Marianne Boesky Gallery, New York Acquired from the above by the present owner
Catalogue Essay
Red Sea, 2006, is an outstanding example from the series of flood paintings by the American artist Barnaby Furnas. Now in mid-career, Furnas has pursued a number of strands in his work, including modernist takes on portraits of historical figures such as Civil War characters, battle scenes and paintings of rock concerts, but it is perhaps for his ‘Flood’ paintings that he is best known and admired. They are made on a monumental scale with a visceral physicality and offer the viewer an intense and immersive experience. Red Sea is typical in its fusion of allegory and abstraction and simultaneously invites and resists explanation.
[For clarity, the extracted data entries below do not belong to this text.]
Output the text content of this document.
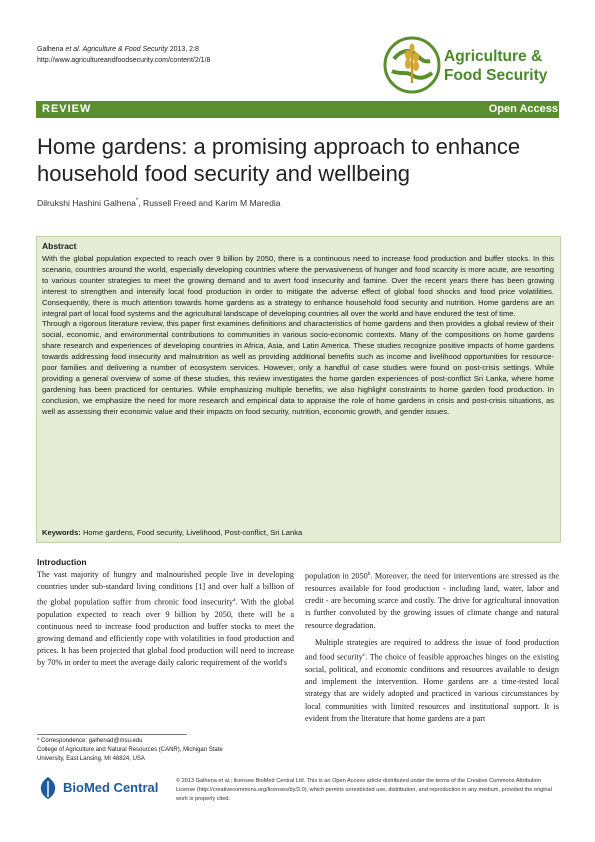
Galhena et al. Agriculture & Food Security 2013, 2:8
http://www.agricultureandfoodsecurity.com/content/2/1/8	Agriculture &
Food Security
REVIEW	Open Access
Home gardens: a promising approach to enhance household food security and wellbeing
Dilrukshi Hashini Galhena*, Russell Freed and Karim M Maredia
Abstract

With the global population expected to reach over 9 billion by 2050, there is a continuous need to increase food production and buffer stocks. In this scenario, countries around the world, especially developing countries where the pervasiveness of hunger and food scarcity is more acute, are resorting to various counter strategies to meet the growing demand and to avert food insecurity and famine. Over the recent years there has been growing interest to strengthen and intensify local food production in order to mitigate the adverse effect of global food shocks and food price volatilities. Consequently, there is much attention towards home gardens as a strategy to enhance household food security and nutrition. Home gardens are an integral part of local food systems and the agricultural landscape of developing countries all over the world and have endured the test of time.

Through a rigorous literature review, this paper first examines definitions and characteristics of home gardens and then provides a global review of their social, economic, and environmental contributions to communities in various socio-economic contexts. Many of the compositions on home gardens share research and experiences of developing countries in Africa, Asia, and Latin America. These studies recognize positive impacts of home gardens towards addressing food insecurity and malnutrition as well as providing additional benefits such as income and livelihood opportunities for resource-poor families and delivering a number of ecosystem services. However, only a handful of case studies were found on post-crisis settings. While providing a general overview of some of these studies, this review investigates the home garden experiences of post-conflict Sri Lanka, where home gardening has been practiced for centuries. While emphasizing multiple benefits, we also highlight constraints to home garden food production. In conclusion, we emphasize the need for more research and empirical data to appraise the role of home gardens in crisis and post-crisis situations, as well as assessing their economic value and their impacts on food security, nutrition, economic growth, and gender issues.

Keywords: Home gardens, Food security, Livelihood, Post-conflict, Sri Lanka
Introduction

The vast majority of hungry and malnourished people live in developing countries under sub-standard living conditions [1] and over half a billion of the global population suffer from chronic food insecurity$^a$. With the global population expected to reach over 9 billion by 2050, there will be a continuous need to increase food production and buffer stocks to meet the growing demand and efficiently cope with volatilities in food production and prices. It has been projected that global food production will need to increase by 70% in order to meet the average daily caloric requirement of the world's

population in 2050$^b$. Moreover, the need for interventions are stressed as the resources available for food production - including land, water, labor and credit - are becoming scarce and costly. The drive for agricultural innovation is further convoluted by the growing issues of climate change and natural resource degradation.

Multiple strategies are required to address the issue of food production and food security$^c$. The choice of feasible approaches hinges on the existing social, political, and economic conditions and resources available to design and implement the intervention. Home gardens are a time-tested local strategy that are widely adopted and practiced in various circumstances by local communities with limited resources and institutional support. It is evident from the literature that home gardens are a part

* Correspondence: galhenad@msu.edu
College of Agriculture and Natural Resources (CANR), Michigan State
University, East Lansing, MI 48824, USA
BioMed Central	© 2013 Galhena et al.; licensee BioMed Central Ltd. This is an Open Access article distributed under the terms of the Creative Commons Attribution License (http://creativecommons.org/licenses/by/2.0), which permits unrestricted use, distribution, and reproduction in any medium, provided the original work is properly cited.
On the one hand, the painting suggests Biblical apocalypse and the Sublime in the manner of European history painting and Romanticism, while on the other it draws on the visual language of Abstract Expressionism. In so doing, it powerfully integrates a religious and historical lineage with direct painterly expression. The duality of instantaneous gestural technique and symbolical meaning lend this powerful work a deeply reflective and contemplative character. Red Sea embodies process becoming form. Furnas pours paint onto the canvas allowing his work to continually seek its own form. Traditional compositional boundaries are broken down; the paint becomes a living entity, its movements and moods dictating the work’s visual outcome. There is an ongoing tension between its fluctuating surface and the enigmatic layers which lie beneath. The tranquil background of the light blue sky is enveloped by a frenzied flood of redness. The rich and vibrant red carries with it associations of passion, rage and blood and engulfs the viewer; the composition shifts and pulsates with an extreme immediacy. As Furnas himself has said when creating this painting, “you pour red paint and have this incredible formalist experience… you’ve got a foot in both worlds. It’s really happening” (in Calvin Tompkins, ‘The Pour’, New Yorker, 13 March 2006).